Aku bergegas untuk persiapan pergi ke sekolah untuk menuntut ilmu demi masa depan
ku yang secerah matahari di pagi ini. Telah aku bulatkan tekadku untuk menuntut ilmu pagi ini
dan akan kutunjukan pada dunia siapa aku sebenarnya. “Kriiinggg”. Suara Handphone ku tiba-
tiba bergetar. Ternyata temanku menelepon. “Sit, kamu dimana?” Tanya sahabatku. “Aku
sudah di jalan ko tunggu saja kita bertemu di depan gang yang biasa kita lalui ya”. Soni adalah
salah satu sahabatku yang selalu berangkat bersama ke sekolah. Sudah sejak kecil aku
mengenal Soni dan dia merupakan anak yang penyayang dan memiliki cita-cita yang tinggi.

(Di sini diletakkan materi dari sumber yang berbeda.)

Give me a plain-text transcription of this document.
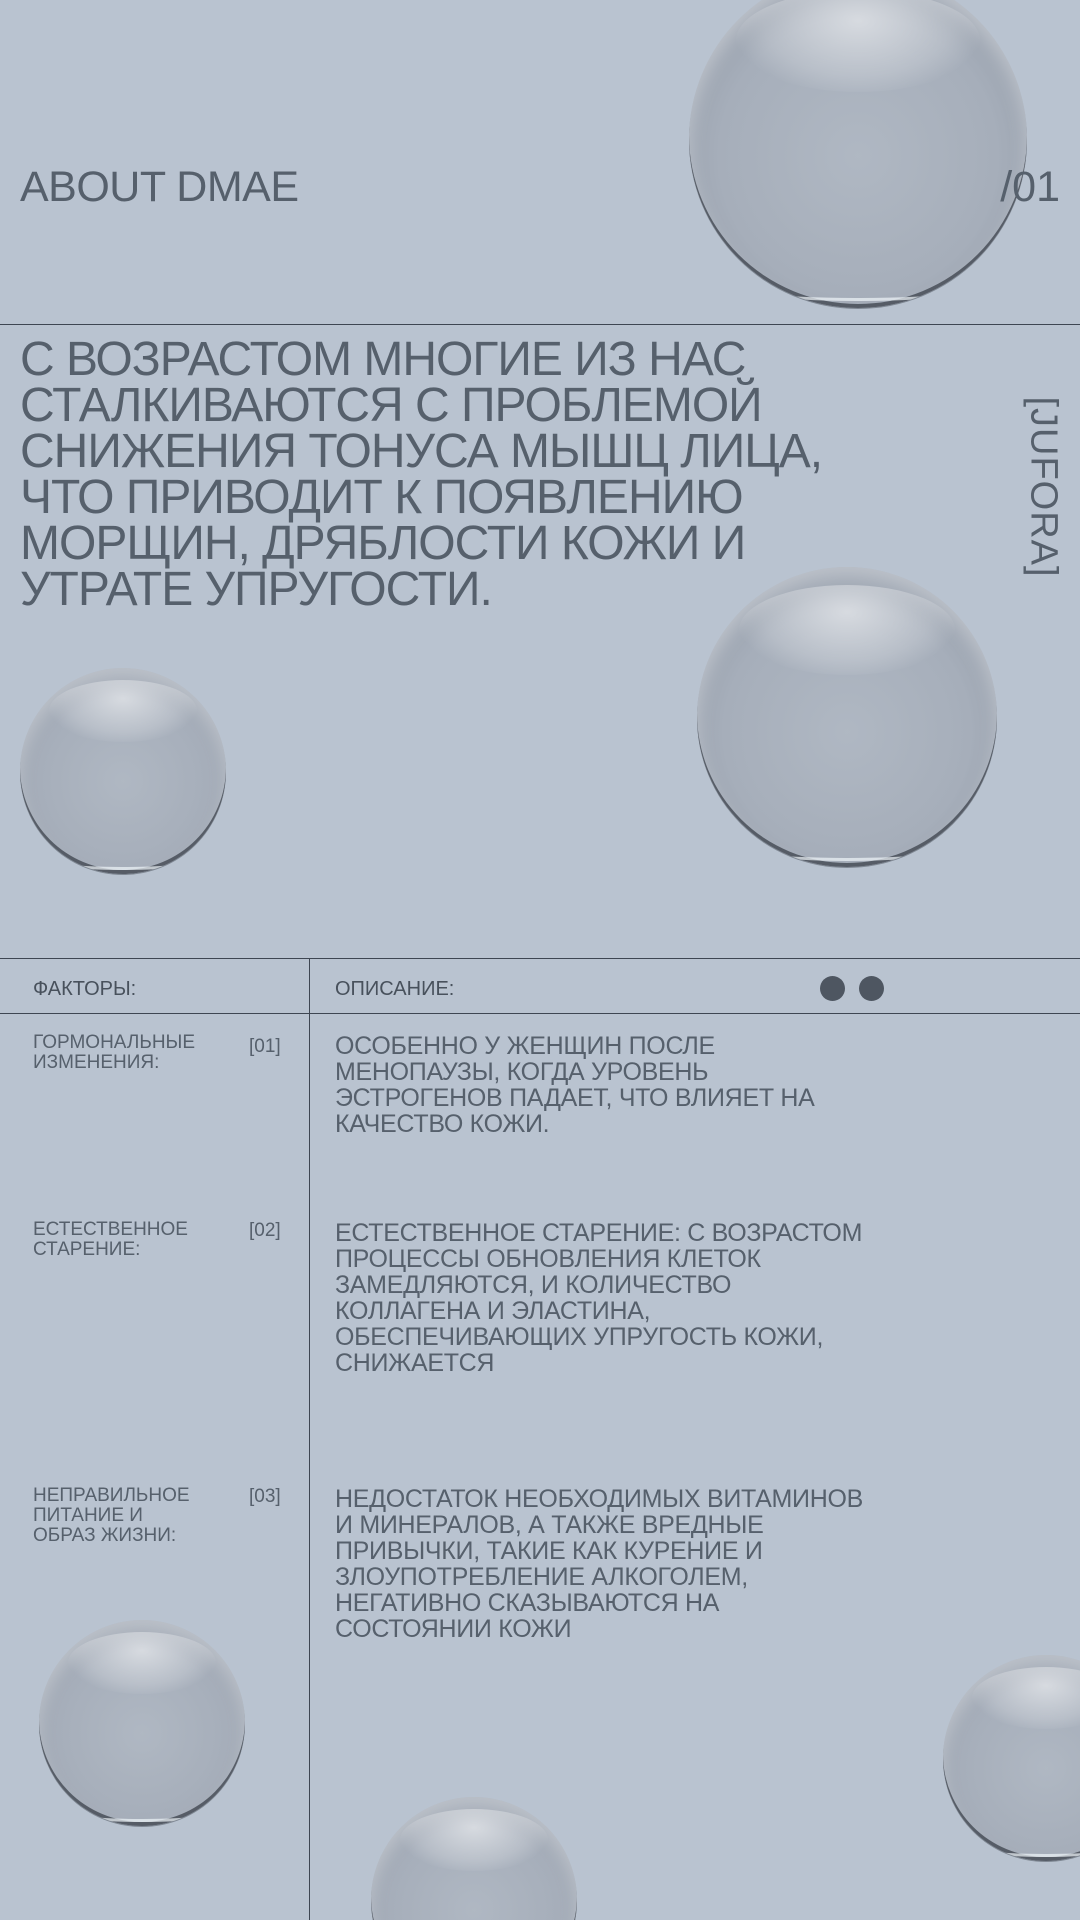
ABOUT DMAE	/01
С ВОЗРАСТОМ МНОГИЕ ИЗ НАС СТАЛКИВАЮТСЯ С ПРОБЛЕМОЙ СНИЖЕНИЯ ТОНУСА МЫШЦ ЛИЦА, ЧТО ПРИВОДИТ К ПОЯВЛЕНИЮ МОРЩИН, ДРЯБЛОСТИ КОЖИ И УТРАТЕ УПРУГОСТИ.
[JUFORA]
ФАКТОРЫ:	ОПИСАНИЕ:
ГОРМОНАЛЬНЫЕ ИЗМЕНЕНИЯ:
[01] ОСОБЕННО У ЖЕНЩИН ПОСЛЕ МЕНОПАУЗЫ, КОГДА УРОВЕНЬ ЭСТРОГЕНОВ ПАДАЕТ, ЧТО ВЛИЯЕТ НА КАЧЕСТВО КОЖИ.
ЕСТЕСТВЕННОЕ СТАРЕНИЕ:
[02] ЕСТЕСТВЕННОЕ СТАРЕНИЕ: С ВОЗРАСТОМ ПРОЦЕССЫ ОБНОВЛЕНИЯ КЛЕТОК ЗАМЕДЛЯЮТСЯ, И КОЛИЧЕСТВО КОЛЛАГЕНА И ЭЛАСТИНА, ОБЕСПЕЧИВАЮЩИХ УПРУГОСТЬ КОЖИ, СНИЖАЕТСЯ
НЕПРАВИЛЬНОЕ ПИТАНИЕ И ОБРАЗ ЖИЗНИ:
[03] НЕДОСТАТОК НЕОБХОДИМЫХ ВИТАМИНОВ И МИНЕРАЛОВ, А ТАКЖЕ ВРЕДНЫЕ ПРИВЫЧКИ, ТАКИЕ КАК КУРЕНИЕ И ЗЛОУПОТРЕБЛЕНИЕ АЛКОГОЛЕМ, НЕГАТИВНО СКАЗЫВАЮТСЯ НА СОСТОЯНИИ КОЖИ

Namun sayang di balik sisi positifnya itu dia merupakan anak yang berasal dari keluarga yang
kurang mampu sehingga setiap dia kekurangan sesuatu aku selalu membantunya sebisa ku
karena Soni sudah ku anggap sebagai saudaraku. Setelah sekian lama aku berjalan akhirnya
sampai juga di tempat aku dan Soni bertemu. Terlihat Soni terdiam seperti tengah memikirkan
sesuatu di bawah tiang listrik itu. “Son, apa kamu baik-baik saja?” Tanyaku yang
mengkhawatirkan Soni. “Tidak ada apa-apa kok Sit, aku tadi hanya melihat anak kucing yang
terluka namun aku sedih tidak dapat menolongnya”. Melihart wajah Soni yang terlihat sedih,
aku pun mencoba menghiburnya semampuku sembari menyusuri pesawahan yang
membentang luas di sepanjang jalan.
Akhirnya setelah sekian lama berjalan, sampai juga di sekolah.”Tungguuuu”. Suara
teriakan itu membuatku terkejut hingga sekujur badanku bergetar. Kulihat sumber suara itu
ternyata itu adalah Sifa teman sebangku di kelas. “Sit, apa kamu tidak dengar teriakanku tadi
hahhh?” Ucap Sifa dengan nada seperti yang sedang memarahi ku. “Tenang dulu sif,
sebenarnya kamu kenapa si ko seperti bukan kamu yang biasanya.”Ucap ku keheranan. “Kamu
kok tidak mengajakku pergi bersama kalian ke sekolah si? Apa jangan-jangan kaliaan....” Ucap
Sifa menggoda ku. Namun aku tidak menghiraukan ucapannya dan melanjutkan untuk pergi ke
ruangan kelas. Suasana sekolah pagi itu begitu tentram dan damai, tidak terlihat sediktpun
murid yang melanggar aturan dan mereka begitu ramah. Mungkin itu karena didikan para guru
yang mengajari mereka bagaimana sopan santun dan pentingnya menaati semua peraturan
yang ada dimanapun dan kapanpun, peribahasa mengatakan dimana bumi dipijak, di situ langit
di junjung. Sesampainya di kelas, aku disambut teman sekelasku. Di kelas ini aku mempunya
beberapa sahabat dekat yaitu Sandra, Sifa, Sandi, dan Soni. Setiap hari kita melalui berbagai
macam suasana di kelas ini bersama-sama baik sedih, senang kita rasakan bersama. Sandra
merupakan anak yang pintar namun dia berasal dari keluarga yang kurang mapu seperti Soni,
dia juga mudah dendam kepada orang. Sifa merupakan teman sebangku yang pintar dalam
berbagai bidang sehingga aku kagum pada Sifa, selain itu Sifa merupakan anak yang memiliki
pendirian yang teguh sehingga tidak mudah goyah, walaupun Sifa berasal dari keluarga yang
mampu namun Sifa tetap berpenampilan sederhana, Sifa juga senang membantu siapapun yang
sedang membutuhkan bantuan. Sandi merupakan seorang yang pemberani, tidak ada
seorangpun yang dia takutkan namun terdapat sisi yang kurang baik yaitu Sandi yang berasal
dari keluarga yang kaya sehingga dia memiliki sifat yang angkuh dengan kekayaan yang
dimilikinya. Terakhir Soni merupakan anak yang penyayang, selain itu Soni memiliki cita-cita
yang tinggi, yaitu menjadi seseorang yang sukses sehingga dapat mengangkat derajat
keluarganya yang kurang mampu dalam hal materi.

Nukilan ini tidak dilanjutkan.